NOTES TO CONSOLIDATED FINANCIAL STATEMENTS (CONTINUED)

 

The valuation allowance was approximately $83.8 million and $76.2 million at December 28, 2024 and December 30, 2023, respectively, primarily driven by U.S. net operating loss carryforwards (“NOLs”) and tax credits. Based on the available evidence it is more likely than not the deferred tax assets will not be realized.

 

As of December 28, 2024, the Company has available for tax purposes NOLs of $116.3 million expiring in 2025 through 2037 and $111.5 million that have an unlimited carryover period. The Company has recognized a full valuation allowance on its net deferred tax assets as the Company has concluded that such assets are not more likely than not to be realized.

 

The 2017 Tax Act imposes a mandatory transition tax on accumulated foreign earnings and eliminates U.S. taxes on foreign subsidiary distributions. As a result, earnings in foreign jurisdictions are available for distribution to the U.S. without incremental U.S. income taxes. The Company intends to permanently reinvest undistributed earnings. As of December 28, 2024, foreign earnings have been retained by the Company’s foreign subsidiaries for indefinite reinvestment. Upon repatriation of those earnings, in the form of dividends or otherwise, the Company could be subject to withholding taxes payable to the various foreign countries.
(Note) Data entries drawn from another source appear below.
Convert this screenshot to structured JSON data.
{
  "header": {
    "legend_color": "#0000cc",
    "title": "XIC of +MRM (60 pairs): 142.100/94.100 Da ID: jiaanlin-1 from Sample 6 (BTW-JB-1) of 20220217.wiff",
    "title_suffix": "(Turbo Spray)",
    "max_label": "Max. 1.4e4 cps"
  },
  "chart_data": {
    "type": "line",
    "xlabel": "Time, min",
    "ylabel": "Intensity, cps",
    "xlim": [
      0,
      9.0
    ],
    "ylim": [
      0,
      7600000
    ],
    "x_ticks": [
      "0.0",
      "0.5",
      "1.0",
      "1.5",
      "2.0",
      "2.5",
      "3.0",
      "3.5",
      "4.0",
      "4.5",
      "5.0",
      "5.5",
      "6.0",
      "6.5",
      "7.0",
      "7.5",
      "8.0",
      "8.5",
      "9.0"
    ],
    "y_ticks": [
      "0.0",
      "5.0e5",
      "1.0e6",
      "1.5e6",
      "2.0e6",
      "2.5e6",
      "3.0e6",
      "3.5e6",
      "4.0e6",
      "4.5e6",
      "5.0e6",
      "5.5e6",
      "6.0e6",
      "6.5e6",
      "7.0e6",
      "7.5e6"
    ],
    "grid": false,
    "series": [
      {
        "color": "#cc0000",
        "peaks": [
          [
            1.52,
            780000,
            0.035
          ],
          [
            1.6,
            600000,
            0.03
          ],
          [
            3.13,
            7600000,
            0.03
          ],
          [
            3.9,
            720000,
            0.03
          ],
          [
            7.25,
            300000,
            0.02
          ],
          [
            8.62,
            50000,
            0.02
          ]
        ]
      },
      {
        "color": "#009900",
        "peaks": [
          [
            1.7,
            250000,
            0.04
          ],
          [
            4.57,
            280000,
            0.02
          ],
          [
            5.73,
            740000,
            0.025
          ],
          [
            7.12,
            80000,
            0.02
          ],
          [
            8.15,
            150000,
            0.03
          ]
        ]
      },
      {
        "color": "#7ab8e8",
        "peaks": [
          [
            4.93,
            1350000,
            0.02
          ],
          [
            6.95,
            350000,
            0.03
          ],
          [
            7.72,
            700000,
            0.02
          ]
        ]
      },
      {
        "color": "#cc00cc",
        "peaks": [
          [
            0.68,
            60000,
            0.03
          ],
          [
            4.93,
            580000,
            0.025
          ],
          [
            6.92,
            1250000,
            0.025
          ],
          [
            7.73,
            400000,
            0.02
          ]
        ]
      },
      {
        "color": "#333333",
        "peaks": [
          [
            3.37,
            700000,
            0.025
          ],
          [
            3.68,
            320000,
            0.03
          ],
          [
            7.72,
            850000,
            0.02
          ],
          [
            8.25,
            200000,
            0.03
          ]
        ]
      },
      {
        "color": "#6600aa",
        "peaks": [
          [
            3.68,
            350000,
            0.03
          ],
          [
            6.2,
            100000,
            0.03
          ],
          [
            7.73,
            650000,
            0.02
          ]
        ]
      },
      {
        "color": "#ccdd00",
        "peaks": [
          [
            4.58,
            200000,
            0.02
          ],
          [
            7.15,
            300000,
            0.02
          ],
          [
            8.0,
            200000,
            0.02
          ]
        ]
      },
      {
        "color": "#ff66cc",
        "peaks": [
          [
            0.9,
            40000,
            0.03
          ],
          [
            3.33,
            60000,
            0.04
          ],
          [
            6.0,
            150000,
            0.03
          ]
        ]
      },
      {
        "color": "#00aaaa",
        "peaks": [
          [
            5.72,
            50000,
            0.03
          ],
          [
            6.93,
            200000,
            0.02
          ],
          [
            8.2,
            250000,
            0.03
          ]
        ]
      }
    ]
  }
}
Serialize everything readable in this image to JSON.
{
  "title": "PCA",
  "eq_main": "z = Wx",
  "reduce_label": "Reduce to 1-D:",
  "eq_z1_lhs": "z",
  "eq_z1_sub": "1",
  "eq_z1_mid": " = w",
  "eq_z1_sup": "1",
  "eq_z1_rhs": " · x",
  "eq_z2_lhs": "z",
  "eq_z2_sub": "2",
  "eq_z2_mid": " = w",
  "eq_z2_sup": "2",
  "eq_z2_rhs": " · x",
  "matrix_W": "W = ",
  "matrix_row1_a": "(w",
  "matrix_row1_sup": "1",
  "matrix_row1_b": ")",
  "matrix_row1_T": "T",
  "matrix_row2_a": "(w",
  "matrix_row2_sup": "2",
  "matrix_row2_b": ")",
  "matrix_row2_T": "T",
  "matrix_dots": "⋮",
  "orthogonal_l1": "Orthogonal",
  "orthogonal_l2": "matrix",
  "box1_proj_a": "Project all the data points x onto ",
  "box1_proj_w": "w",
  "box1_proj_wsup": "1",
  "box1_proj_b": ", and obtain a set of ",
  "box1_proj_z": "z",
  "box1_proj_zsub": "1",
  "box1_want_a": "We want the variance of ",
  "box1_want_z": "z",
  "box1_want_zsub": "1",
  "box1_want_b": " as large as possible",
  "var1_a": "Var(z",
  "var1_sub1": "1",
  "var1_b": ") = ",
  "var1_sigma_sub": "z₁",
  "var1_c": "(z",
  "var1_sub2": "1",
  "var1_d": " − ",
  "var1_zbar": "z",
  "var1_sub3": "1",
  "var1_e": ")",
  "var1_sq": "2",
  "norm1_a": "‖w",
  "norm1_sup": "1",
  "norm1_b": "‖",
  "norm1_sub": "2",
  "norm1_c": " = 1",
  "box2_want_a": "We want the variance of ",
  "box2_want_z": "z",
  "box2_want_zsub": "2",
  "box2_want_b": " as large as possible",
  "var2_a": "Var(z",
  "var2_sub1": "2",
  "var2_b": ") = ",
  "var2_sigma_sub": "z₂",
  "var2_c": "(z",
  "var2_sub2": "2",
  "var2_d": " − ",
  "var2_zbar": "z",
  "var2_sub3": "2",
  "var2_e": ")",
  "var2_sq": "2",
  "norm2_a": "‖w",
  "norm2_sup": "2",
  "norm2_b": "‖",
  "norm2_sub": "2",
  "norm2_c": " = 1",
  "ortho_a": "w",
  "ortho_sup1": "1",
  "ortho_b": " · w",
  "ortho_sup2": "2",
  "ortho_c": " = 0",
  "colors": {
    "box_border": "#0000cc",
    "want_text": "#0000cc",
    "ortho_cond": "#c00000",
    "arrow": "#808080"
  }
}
Determination of the amount of unrecognized deferred income tax liability related to these outside basis differences is not practicable.

 

Under the provisions of Section 382, certain substantial changes in Kopin’s ownership may limit in the future the amount of net operating loss carryforwards that could be used annually to offset future taxable income and income tax liability.

 

The Company’s income tax returns have not been examined by the Internal Revenue Service and are subject to examination for all years since 2002. State income tax returns are generally subject to examination for a period of three to five years after filing of the respective return. The state impact of any federal changes remains subject to examination by various states for a period of up to one year after formal notification to the states. The Company is not currently under examination in these jurisdictions.

 

International jurisdictions have statutes of limitations generally ranging from three to twenty years after filing of the respective return. Years still open to examination by tax authorities in major jurisdictions include Korea (2011 onward), Japan (2011 onward), Hong Kong (2013 onward) and the United Kingdom (2016 onward). The Company is not currently under examination in these jurisdictions.